Reproducible Research Book – Practicing Open Science

We recently had the honor of contributing a chapter to the book

Implementing Reproducible Research
edited by Victoria Stodden, Friedrich Leisch, and Roger D. Peng. 

The book features contributions under three major themes of

  • “Tools”,
  • “Practices and Guidelines” and
  • “Platforms”

Certainly three areas we are passionate about at Kitware!

Implementing Reproducible Research
Our Chapter

 “Practicing Open Science

summarizes our experience working at Kitware and with collaborators on the practical aspects of performing reproducible research on a daily basis while developing open source frameworks for scientific research, such as ParaView, VTK, ITK, CMake and MIDAS.

In particular we addressed the following topics:

  • Open Data
  • Open Source
  • Open Access
  • Open Standards
  • Open Science Platform
  • Challenges

The book is already available from Amazon, and chapters can be viewed online, and downloaded.

We hope that this book will be a valuable contribution to current and future scientists who want to practice the true scientific method, which is rooted in the principle of reproducibility verification.

“Nullius in Verba”
“Take Nobody’s word for it”

“It is an expression of the determination of Fellows of the Royal Society
to withstand the domination of authority
and to verify all statements by an appeal to facts determined by experiment.”


To be counted as true scientific work, the reports of experiments ought to be replicated first by independent groups. Such a task requires that the independent researchers have access to all the elements defining the experiment; today these elements must include software, data and documentation. Therefore, Open Science is a necessity to enable the practice of Reproducible Research.

There are a host of subjects covered in other book chapters, authored by strongly committed advocates and practitioners of reproducible research and open science.

We enthusiastically invite you to check them out.
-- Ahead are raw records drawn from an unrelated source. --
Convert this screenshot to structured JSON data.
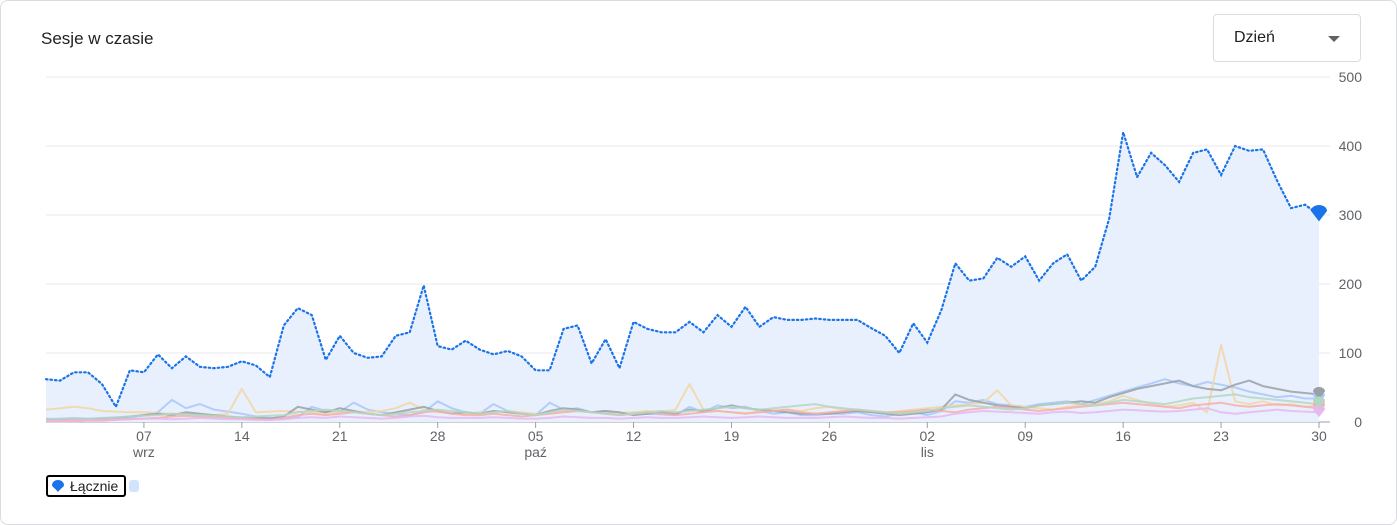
{
  "card": {
    "title": "Sesje w czasie",
    "period_select": {
      "selected": "Dzień"
    }
  },
  "chart_data": {
    "type": "line",
    "title": "Sesje w czasie",
    "ylim": [
      0,
      500
    ],
    "y_ticks": [
      0,
      100,
      200,
      300,
      400,
      500
    ],
    "y_axis_position": "right",
    "grid": true,
    "x_ticks": [
      {
        "day": 7,
        "label": "07",
        "sub": "wrz"
      },
      {
        "day": 14,
        "label": "14",
        "sub": ""
      },
      {
        "day": 21,
        "label": "21",
        "sub": ""
      },
      {
        "day": 28,
        "label": "28",
        "sub": ""
      },
      {
        "day": 35,
        "label": "05",
        "sub": "paź"
      },
      {
        "day": 42,
        "label": "12",
        "sub": ""
      },
      {
        "day": 49,
        "label": "19",
        "sub": ""
      },
      {
        "day": 56,
        "label": "26",
        "sub": ""
      },
      {
        "day": 63,
        "label": "02",
        "sub": "lis"
      },
      {
        "day": 70,
        "label": "09",
        "sub": ""
      },
      {
        "day": 77,
        "label": "16",
        "sub": ""
      },
      {
        "day": 84,
        "label": "23",
        "sub": ""
      },
      {
        "day": 91,
        "label": "30",
        "sub": ""
      }
    ],
    "legend": [
      {
        "name": "Łącznie",
        "color": "#1a73e8"
      }
    ],
    "series": [
      {
        "name": "Łącznie",
        "color": "#1a73e8",
        "style": "dotted",
        "fill": "#e8f0fe",
        "values": [
          62,
          60,
          72,
          72,
          55,
          22,
          75,
          72,
          98,
          78,
          95,
          80,
          78,
          80,
          88,
          82,
          65,
          140,
          165,
          155,
          90,
          125,
          100,
          93,
          95,
          125,
          130,
          198,
          110,
          105,
          118,
          105,
          98,
          103,
          95,
          75,
          75,
          135,
          140,
          85,
          120,
          78,
          145,
          135,
          130,
          130,
          145,
          130,
          155,
          138,
          167,
          138,
          152,
          148,
          148,
          150,
          148,
          148,
          148,
          136,
          125,
          100,
          143,
          115,
          162,
          230,
          205,
          208,
          238,
          225,
          240,
          205,
          230,
          243,
          205,
          225,
          295,
          420,
          355,
          390,
          372,
          348,
          390,
          395,
          358,
          400,
          393,
          395,
          350,
          310,
          315,
          300
        ]
      },
      {
        "name": "",
        "color": "#a8c7fa",
        "style": "solid",
        "values": [
          5,
          4,
          3,
          4,
          2,
          5,
          6,
          10,
          14,
          32,
          20,
          26,
          18,
          15,
          12,
          8,
          6,
          5,
          7,
          22,
          16,
          15,
          28,
          18,
          14,
          12,
          10,
          14,
          30,
          20,
          14,
          12,
          26,
          16,
          12,
          10,
          28,
          18,
          20,
          14,
          16,
          10,
          14,
          12,
          11,
          10,
          22,
          14,
          24,
          20,
          22,
          16,
          12,
          14,
          10,
          10,
          12,
          12,
          14,
          10,
          8,
          12,
          14,
          10,
          16,
          30,
          28,
          32,
          26,
          24,
          22,
          26,
          28,
          30,
          26,
          32,
          38,
          44,
          50,
          56,
          62,
          56,
          52,
          58,
          54,
          50,
          44,
          40,
          36,
          38,
          34,
          34
        ]
      },
      {
        "name": "",
        "color": "#f2d6a2",
        "style": "solid",
        "values": [
          18,
          20,
          22,
          20,
          16,
          15,
          14,
          14,
          13,
          12,
          11,
          10,
          10,
          12,
          48,
          14,
          15,
          16,
          15,
          14,
          13,
          14,
          15,
          14,
          16,
          20,
          28,
          18,
          14,
          13,
          12,
          14,
          15,
          16,
          14,
          12,
          13,
          15,
          16,
          14,
          12,
          13,
          14,
          16,
          14,
          18,
          55,
          18,
          16,
          14,
          13,
          15,
          17,
          18,
          16,
          20,
          22,
          18,
          16,
          14,
          13,
          16,
          18,
          20,
          22,
          24,
          26,
          28,
          46,
          24,
          22,
          20,
          18,
          22,
          24,
          26,
          30,
          38,
          32,
          26,
          22,
          24,
          28,
          14,
          112,
          30,
          26,
          30,
          24,
          26,
          22,
          24
        ]
      },
      {
        "name": "",
        "color": "#9aa0a6",
        "style": "solid",
        "values": [
          3,
          3,
          4,
          4,
          5,
          6,
          8,
          10,
          12,
          10,
          14,
          12,
          10,
          8,
          6,
          6,
          5,
          8,
          22,
          18,
          14,
          20,
          16,
          12,
          10,
          14,
          18,
          22,
          16,
          12,
          14,
          12,
          16,
          14,
          12,
          10,
          16,
          20,
          18,
          14,
          16,
          14,
          10,
          12,
          14,
          12,
          18,
          16,
          20,
          24,
          20,
          18,
          16,
          14,
          12,
          12,
          12,
          14,
          16,
          14,
          12,
          10,
          12,
          14,
          18,
          40,
          32,
          28,
          24,
          22,
          20,
          24,
          26,
          28,
          30,
          28,
          36,
          42,
          48,
          52,
          56,
          60,
          52,
          48,
          46,
          54,
          60,
          52,
          48,
          44,
          42,
          40
        ]
      },
      {
        "name": "",
        "color": "#f6aea9",
        "style": "solid",
        "values": [
          1,
          1,
          1,
          2,
          2,
          3,
          4,
          5,
          6,
          8,
          9,
          8,
          7,
          6,
          5,
          4,
          3,
          6,
          10,
          12,
          10,
          12,
          14,
          12,
          10,
          8,
          10,
          14,
          16,
          12,
          10,
          10,
          12,
          10,
          8,
          10,
          12,
          14,
          16,
          14,
          12,
          10,
          12,
          14,
          12,
          10,
          12,
          14,
          16,
          14,
          12,
          14,
          16,
          18,
          14,
          12,
          14,
          16,
          18,
          16,
          14,
          14,
          16,
          18,
          16,
          14,
          18,
          20,
          22,
          20,
          18,
          16,
          18,
          20,
          22,
          24,
          26,
          28,
          26,
          24,
          22,
          20,
          24,
          26,
          28,
          24,
          22,
          24,
          26,
          24,
          22,
          20
        ]
      },
      {
        "name": "",
        "color": "#e7b7f0",
        "style": "solid",
        "values": [
          2,
          2,
          3,
          3,
          3,
          4,
          4,
          5,
          5,
          4,
          5,
          6,
          5,
          4,
          4,
          3,
          3,
          4,
          6,
          7,
          6,
          8,
          7,
          6,
          5,
          6,
          8,
          9,
          7,
          6,
          6,
          6,
          7,
          6,
          5,
          5,
          6,
          8,
          7,
          6,
          6,
          5,
          6,
          7,
          6,
          6,
          7,
          8,
          7,
          6,
          7,
          8,
          7,
          6,
          6,
          6,
          7,
          8,
          7,
          6,
          6,
          5,
          6,
          7,
          8,
          12,
          14,
          16,
          15,
          14,
          13,
          12,
          14,
          15,
          13,
          14,
          16,
          18,
          17,
          16,
          15,
          16,
          18,
          20,
          14,
          12,
          14,
          16,
          18,
          16,
          15,
          14
        ]
      },
      {
        "name": "",
        "color": "#b4d6c4",
        "style": "solid",
        "values": [
          4,
          5,
          6,
          5,
          6,
          7,
          8,
          9,
          10,
          12,
          11,
          10,
          9,
          8,
          7,
          8,
          9,
          10,
          14,
          16,
          18,
          16,
          14,
          12,
          10,
          12,
          14,
          16,
          18,
          16,
          14,
          12,
          14,
          16,
          12,
          10,
          14,
          18,
          16,
          14,
          12,
          10,
          12,
          14,
          16,
          14,
          16,
          18,
          20,
          22,
          20,
          18,
          20,
          22,
          24,
          26,
          22,
          20,
          18,
          16,
          14,
          12,
          14,
          16,
          20,
          22,
          24,
          22,
          20,
          18,
          20,
          24,
          26,
          28,
          26,
          24,
          28,
          32,
          30,
          28,
          26,
          30,
          34,
          36,
          38,
          40,
          36,
          34,
          32,
          30,
          28,
          26
        ]
      }
    ]
  }
}
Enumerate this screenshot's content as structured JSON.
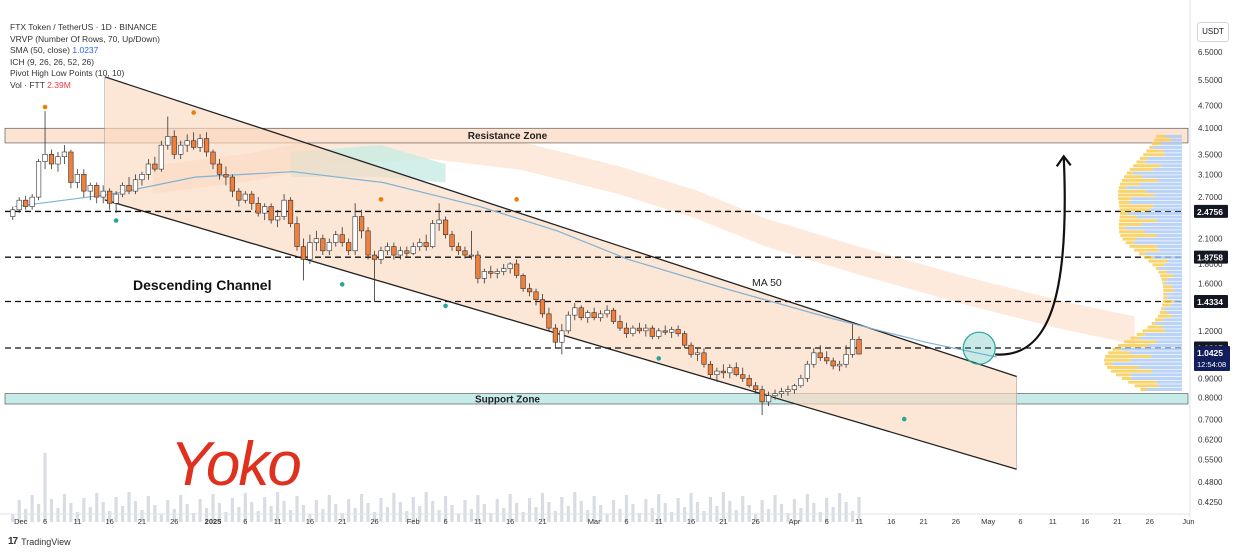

2 comments to Reproducible Research Book – Practicing Open Science

  1. Hi Luis etc.

    Great book chapter.

    I attended ISBI recently as a participant in one of the Grand Challenges. I talked to a lot of PHd candidates and it seemed there is still tremendous pressure on them to produce fractional dB SNR improvements on a few standard test images… I remember those days, 16 hour days in the computer lab trying to get fractional improvements on Lena.

    ISBI has a practical track…

    “Particular topics of interest for this track include: Recent practical developments/advances of optical, MRI, or other imaging instrumentation, imaging protocols, or biochemical tools as well as recent biological/clinical findings obtained primarily via the use of existing imaging algorithms or software tools.”

    but it seems to be a second class citizen…

    “Only 1-page abstract submissions will be considered and accepted submissions will be presented as posters at the meeting, but will be neither published in the conference proceedings nor in IEEE Xplore.”

    As one of the sponsors maybe Kitware could bring up the possibility of having the poster abstracts published. It would be nice to see the “Findings obtained primarily via the use of existing imaging algorithms” still published.

  2. Brian,

    Thanks for pointing this out.

    It is unfortunately true that most conferences, and almost of journals disregard the practical reality of scientific research, which is that 90% of the work is software development. Those who do not know this, are probably too far removed from the practical work of scientific research, that they can pretend to ignore this reality.

    As you mentioned, they treat software (and data) as second class citizens. I speculate that this is one more of the deleterious effects of how the “Publish-or-Perish” corruption has destroyed the essential ethics in scientific research.

    On the bright side, confronted with the poor record or reproducibility,
    several funding agencies are turning their attention to the basic contributions of (real) data sharers, and (open) software development, and starting to recognize how essential they are for actual scientific work.

    NIH is revising reproducibility rules:

    and NSF is exploring the mechanisms required to make software and data citable elements, so that they can contribute to the professional record of researcher, at a similar level of the traditional papers:

    To make this work, we must apply pressure in multiple directions.

    1) As authors, we must build the culture of “showing data and software” as a cultural norm. As to make hiding data and hiding software, an ethically unacceptable practice.

    2) As reviewers, we must request access to data and software. Otherwise, the reviewer is a head figure that simply glance over papers and write unfounded opinions of no scientific value.

    3) As readers, we must request access to data and software. Because the paper is never sufficient by itself to make the case for a result.

    4) As taxpayers, we must request government agencies to ensure that the public gets its money’s worth, by enforcing that publicly funded research is required to make public any acquired data and develop software.

    A new generation of true publishers is emerging. These “New Publishers” are restoring the essential meaning of the word “Publish” which is “To Make Public”.

    A true “Publication” is then, by definition, one where all the elements of the work are made public.

    Along those lines, true “Scientific Publishers”, are those who make “Reproducible Work” public.

    Anything else, is in my opinion, incomplete work, and false advertisement, and shall not be confused with scientific work.